Longe de mostrar Pedro Nuno Santos como o fedelho impertinente que o comentariado insiste que ele é, esta é a primeira vez que PNS tem uma tirada digna de futuro primeiro-ministro de Portugal. Nunca, como até este “não chateiem o PS”, Pedro Nuno Santos provou estar tão umbilicalmente ligado ao povo. Nenhum líder do PS mostrou este entrosamento com os portugueses desde que Mário Soares gritou: “Ó sr. Guarda, desapareça!” a um GNR da brigada de trânsito que quis multar o autocarro onde o então Presidente da República seguia. Tal como Soares desabafou em voz alta o que qualquer português pensa quando é mandado parar pela bófia, também Pedro Nuno teve a coragem de verbalizar o estado de alma de todos nós em Agosto. É que são as férias, caraças. E em férias, o único objectivo de um português é que não o chateiem.
Durante um mês, o português quer que o chefe não o chateie, que os filhos não o chateiem, que a sogra não o chateie, que o treinador do Benfica não o chateie, que o tipo do toldo ao lado não o chateie, que o conflito israelo-palestiniano não o chateie. Em Setembro, chateiem à vontade. Ele próprio vai chatear algumas pessoas, a começar pela mulher. Mas, para já, eh, pá, façam o favor e não o chateiem. O que é difícil, tratando-se Portugal de um sítio onde toda a gente começa uma conversa com “não quero ser chato”, que significa “vou chateá-lo um bocadinho”.

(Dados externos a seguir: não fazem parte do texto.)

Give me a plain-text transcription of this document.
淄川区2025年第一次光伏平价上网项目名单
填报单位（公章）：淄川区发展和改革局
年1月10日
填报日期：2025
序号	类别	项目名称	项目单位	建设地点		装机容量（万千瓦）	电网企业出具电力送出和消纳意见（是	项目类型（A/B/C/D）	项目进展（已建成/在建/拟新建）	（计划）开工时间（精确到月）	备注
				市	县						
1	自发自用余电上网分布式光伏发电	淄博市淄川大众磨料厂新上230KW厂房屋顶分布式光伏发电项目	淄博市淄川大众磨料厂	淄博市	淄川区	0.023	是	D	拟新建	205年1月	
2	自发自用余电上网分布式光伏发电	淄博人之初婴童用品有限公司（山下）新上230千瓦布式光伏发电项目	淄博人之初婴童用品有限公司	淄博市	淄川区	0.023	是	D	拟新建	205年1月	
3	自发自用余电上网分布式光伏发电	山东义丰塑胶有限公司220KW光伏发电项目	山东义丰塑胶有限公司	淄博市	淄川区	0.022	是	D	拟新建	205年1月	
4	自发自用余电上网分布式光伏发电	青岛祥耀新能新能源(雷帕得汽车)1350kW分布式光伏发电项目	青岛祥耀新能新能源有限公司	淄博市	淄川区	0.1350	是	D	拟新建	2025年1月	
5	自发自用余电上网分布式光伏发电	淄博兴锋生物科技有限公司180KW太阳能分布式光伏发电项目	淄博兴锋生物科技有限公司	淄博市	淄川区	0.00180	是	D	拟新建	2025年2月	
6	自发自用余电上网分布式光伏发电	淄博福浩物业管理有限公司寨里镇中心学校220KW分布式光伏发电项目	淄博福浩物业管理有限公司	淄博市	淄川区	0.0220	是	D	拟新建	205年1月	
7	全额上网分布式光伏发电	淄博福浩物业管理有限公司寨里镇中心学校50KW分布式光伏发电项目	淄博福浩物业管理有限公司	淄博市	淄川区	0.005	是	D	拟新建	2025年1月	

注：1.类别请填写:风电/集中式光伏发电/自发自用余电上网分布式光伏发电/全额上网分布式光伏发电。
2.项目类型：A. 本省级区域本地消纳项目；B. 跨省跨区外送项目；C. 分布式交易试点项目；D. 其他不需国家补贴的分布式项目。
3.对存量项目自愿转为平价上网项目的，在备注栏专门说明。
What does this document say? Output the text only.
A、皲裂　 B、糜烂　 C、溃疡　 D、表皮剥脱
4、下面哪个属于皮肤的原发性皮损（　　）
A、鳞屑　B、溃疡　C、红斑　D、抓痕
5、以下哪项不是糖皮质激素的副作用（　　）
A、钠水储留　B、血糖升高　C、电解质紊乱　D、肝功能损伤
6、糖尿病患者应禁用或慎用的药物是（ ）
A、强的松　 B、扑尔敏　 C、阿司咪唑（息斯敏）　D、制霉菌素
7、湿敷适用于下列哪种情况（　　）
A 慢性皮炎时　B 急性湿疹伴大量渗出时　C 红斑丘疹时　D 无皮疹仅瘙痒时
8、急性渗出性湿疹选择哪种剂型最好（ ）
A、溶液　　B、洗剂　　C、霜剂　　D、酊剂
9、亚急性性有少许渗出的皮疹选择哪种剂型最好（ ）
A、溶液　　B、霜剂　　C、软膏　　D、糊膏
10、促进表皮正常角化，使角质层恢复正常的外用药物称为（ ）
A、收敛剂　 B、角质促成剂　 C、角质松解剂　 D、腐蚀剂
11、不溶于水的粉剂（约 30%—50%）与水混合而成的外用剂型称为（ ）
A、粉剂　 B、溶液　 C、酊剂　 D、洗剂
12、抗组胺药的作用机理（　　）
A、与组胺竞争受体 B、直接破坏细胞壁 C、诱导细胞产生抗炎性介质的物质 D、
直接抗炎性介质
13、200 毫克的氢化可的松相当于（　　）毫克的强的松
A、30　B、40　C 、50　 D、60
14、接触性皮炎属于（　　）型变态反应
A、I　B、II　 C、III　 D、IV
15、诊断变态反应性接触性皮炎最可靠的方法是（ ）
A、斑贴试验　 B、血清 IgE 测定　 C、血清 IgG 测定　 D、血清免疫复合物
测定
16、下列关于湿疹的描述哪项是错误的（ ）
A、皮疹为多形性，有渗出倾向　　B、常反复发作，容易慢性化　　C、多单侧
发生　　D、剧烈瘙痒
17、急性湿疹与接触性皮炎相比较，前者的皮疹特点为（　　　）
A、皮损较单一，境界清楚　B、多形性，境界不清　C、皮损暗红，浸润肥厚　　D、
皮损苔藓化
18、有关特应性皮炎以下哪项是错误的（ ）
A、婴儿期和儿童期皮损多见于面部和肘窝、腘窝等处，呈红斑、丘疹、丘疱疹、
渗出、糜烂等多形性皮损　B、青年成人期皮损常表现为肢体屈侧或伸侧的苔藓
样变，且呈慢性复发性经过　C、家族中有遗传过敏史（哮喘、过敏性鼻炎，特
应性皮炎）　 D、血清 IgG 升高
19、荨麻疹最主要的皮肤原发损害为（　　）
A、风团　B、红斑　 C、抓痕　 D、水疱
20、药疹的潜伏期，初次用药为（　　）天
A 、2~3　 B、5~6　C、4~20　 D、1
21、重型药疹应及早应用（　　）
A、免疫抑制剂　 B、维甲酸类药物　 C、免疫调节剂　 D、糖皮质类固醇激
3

O “não chateiem o PS” entra directamente para o ranking das melhores solicitações para ser deixado em paz, uma tabela ainda encimada pela súplica de Greta Garbo, que pediu para ser deixada em paz. Pedro Nuno, a Garbo de São João da Madeira, tornou-se numa versão humana daquele sinal “do not disturb” que se pendura na porta do hotel, um herói para todos os que não querem que os chateiem. O que acaba por ser paradoxal, uma vez que PNS é socialista, e se há coisa que os socialistas apreciam é meter o bedelho em tudo o que não lhes diz respeito.